Chris “crossed the line” this afternoon, nimbly, over the fence. I cried. I don’t know why. Meg, Mary Ellen, Cat and a girl I’d just met gave me long hugs of consolation. He leapt into becoming a representative of those murdered by graduates from the School of the Americas. Now I have to care.

We were there to mourn those who have lost lives and loved ones as victims, those who’ve lost integrity and humanity as victimizers. We were there too to uncover the infiltration of militarization and corrupt powers that exist all around us. The SOA has itself become a symbol. This school that has become notorious for graduates who lead and participate in assassinations, coups, massacres, war crimes—trained on U.S. soil, in U.S. tactics, with U.S. dollars, implicating U.S. citizens.

During our informal “pre-crossing” mass I could hear the “presente!” chant of the procession continuing around us, the beating of the drum. Feebly, I drew toward a sense of empathy with those who attempt to worship while surrounded by death.

“What are your impressions from today?” I asked Aaron. He said the mass felt like it was the last supper. Jake was Peter, the right hand man, the organizer. Crowds of friends and followers gave mixed messages of praise, concern, encouragement and scorn to our lamb. I wondered if he thought of Christ’s crown of thorns as his fingers wrapped over the barbed wire strung across the top of the fence.
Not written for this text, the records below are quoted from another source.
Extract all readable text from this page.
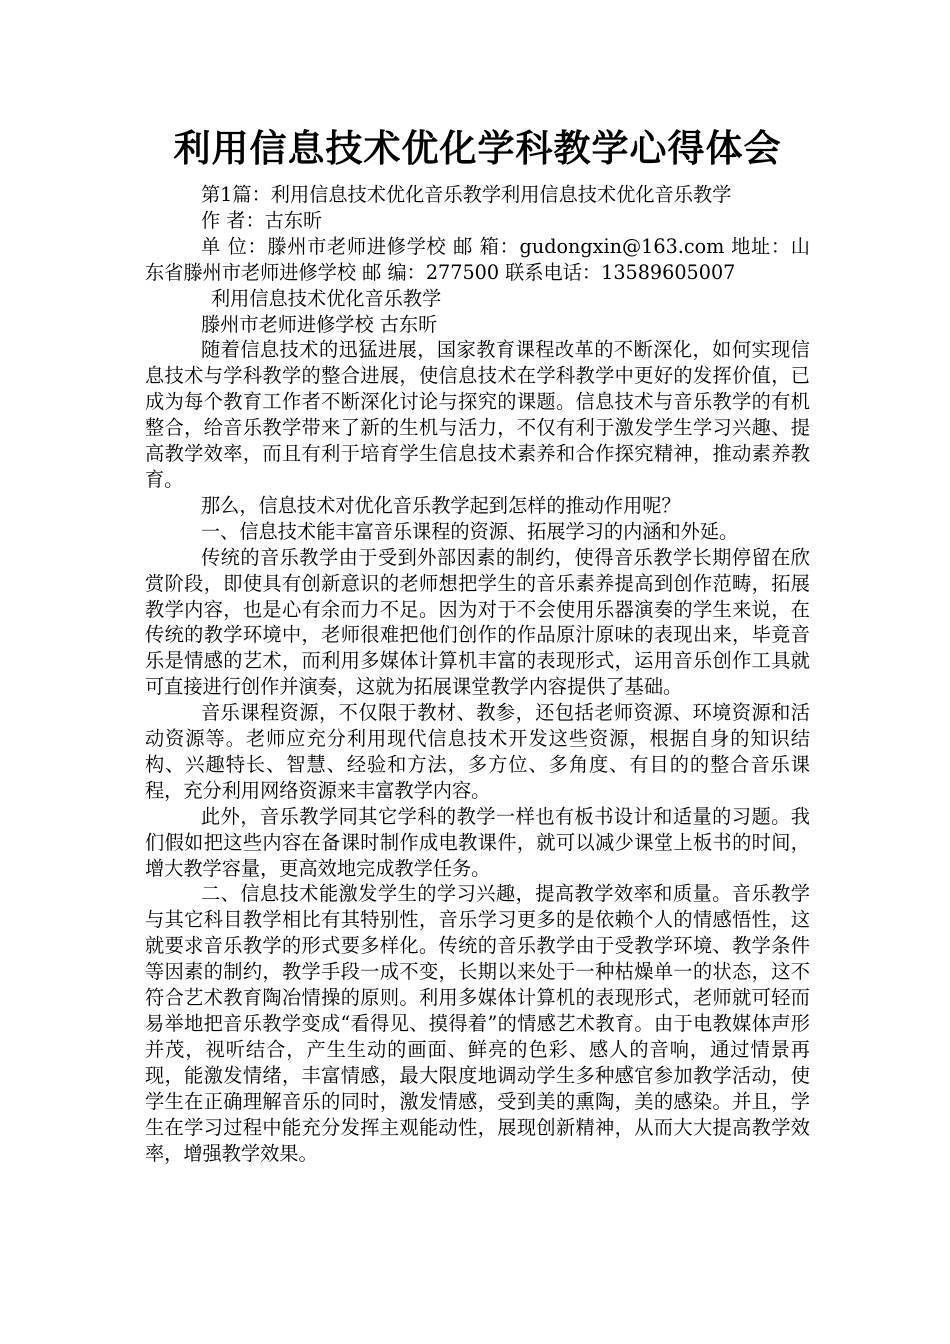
利用信息技术优化学科教学心得体会

第1篇：利用信息技术优化音乐教学利用信息技术优化音乐教学

作 者：古东昕

单 位：滕州市老师进修学校 邮 箱：gudongxin@163.com 地址：山东省滕州市老师进修学校 邮 编：277500 联系电话：13589605007

利用信息技术优化音乐教学

滕州市老师进修学校 古东昕

随着信息技术的迅猛进展，国家教育课程改革的不断深化，如何实现信息技术与学科教学的整合进展，使信息技术在学科教学中更好的发挥价值，已成为每个教育工作者不断深化讨论与探究的课题。信息技术与音乐教学的有机整合，给音乐教学带来了新的生机与活力，不仅有利于激发学生学习兴趣、提高教学效率，而且有利于培育学生信息技术素养和合作探究精神，推动素养教育。

那么，信息技术对优化音乐教学起到怎样的推动作用呢？

一、信息技术能丰富音乐课程的资源、拓展学习的内涵和外延。

传统的音乐教学由于受到外部因素的制约，使得音乐教学长期停留在欣赏阶段，即使具有创新意识的老师想把学生的音乐素养提高到创作范畴，拓展教学内容，也是心有余而力不足。因为对于不会使用乐器演奏的学生来说，在传统的教学环境中，老师很难把他们创作的作品原汁原味的表现出来，毕竟音乐是情感的艺术，而利用多媒体计算机丰富的表现形式，运用音乐创作工具就可直接进行创作并演奏，这就为拓展课堂教学内容提供了基础。

音乐课程资源，不仅限于教材、教参，还包括老师资源、环境资源和活动资源等。老师应充分利用现代信息技术开发这些资源，根据自身的知识结构、兴趣特长、智慧、经验和方法，多方位、多角度、有目的的整合音乐课程，充分利用网络资源来丰富教学内容。

此外，音乐教学同其它学科的教学一样也有板书设计和适量的习题。我们假如把这些内容在备课时制作成电教课件，就可以减少课堂上板书的时间，增大教学容量，更高效地完成教学任务。

二、信息技术能激发学生的学习兴趣，提高教学效率和质量。音乐教学与其它科目教学相比有其特别性，音乐学习更多的是依赖个人的情感悟性，这就要求音乐教学的形式要多样化。传统的音乐教学由于受教学环境、教学条件等因素的制约，教学手段一成不变，长期以来处于一种枯燥单一的状态，这不符合艺术教育陶冶情操的原则。利用多媒体计算机的表现形式，老师就可轻而易举地把音乐教学变成“看得见、摸得着”的情感艺术教育。由于电教媒体声形并茂，视听结合，产生生动的画面、鲜亮的色彩、感人的音响，通过情景再现，能激发情绪，丰富情感，最大限度地调动学生多种感官参加教学活动，使学生在正确理解音乐的同时，激发情感，受到美的熏陶，美的感染。并且，学生在学习过程中能充分发挥主观能动性，展现创新精神，从而大大提高教学效率，增强教学效果。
“We act in response to the holocausts continuing to occur around the world,” he had said, carrying with him the ID card of a seven-year-old Belgium boy who’d been gassed in nazi Germany. Many of those killed by SOA graduates were young children, infants, mothers. We wonder, in retrospect, how such things as the mass killings of Jews could be allowed to happen. Could it be that such cruelty continues” Could it be us allowing it now?

After the Chris’ crossing I sat in the shad of the stage and listened to songs of freedom being belted out by the powerful voices of the musicians collective. Brother Josh, who had painted his face white, worn a black robe and carried a coffin in the procession sate beside me. “How did it feel?” I asked. He said it felt like being family, as pallbearers often are. He thought about how when one dies, all the family dies too. He thought, if we were able to truly understand each other as brother and sister, wars would cease. We would know we were killing ourselves.

Waiting silently in the courtroom to hear our friends’ fate, I think of those arrested yesterday who were not prepared, who did not enter purposefully. I think about those without support. I acknowledge that this happens every day; often without justice, often without love. Now I have to care. This is the heavy gift that our brothers and sisters who risk arrest offer. Even when I don’t fully understand thief action, I see the value of this gift.

Gratefully, I accept. May I be found worthy of the gifts that I’ve received! May we all remember the cost, and the debt that remains.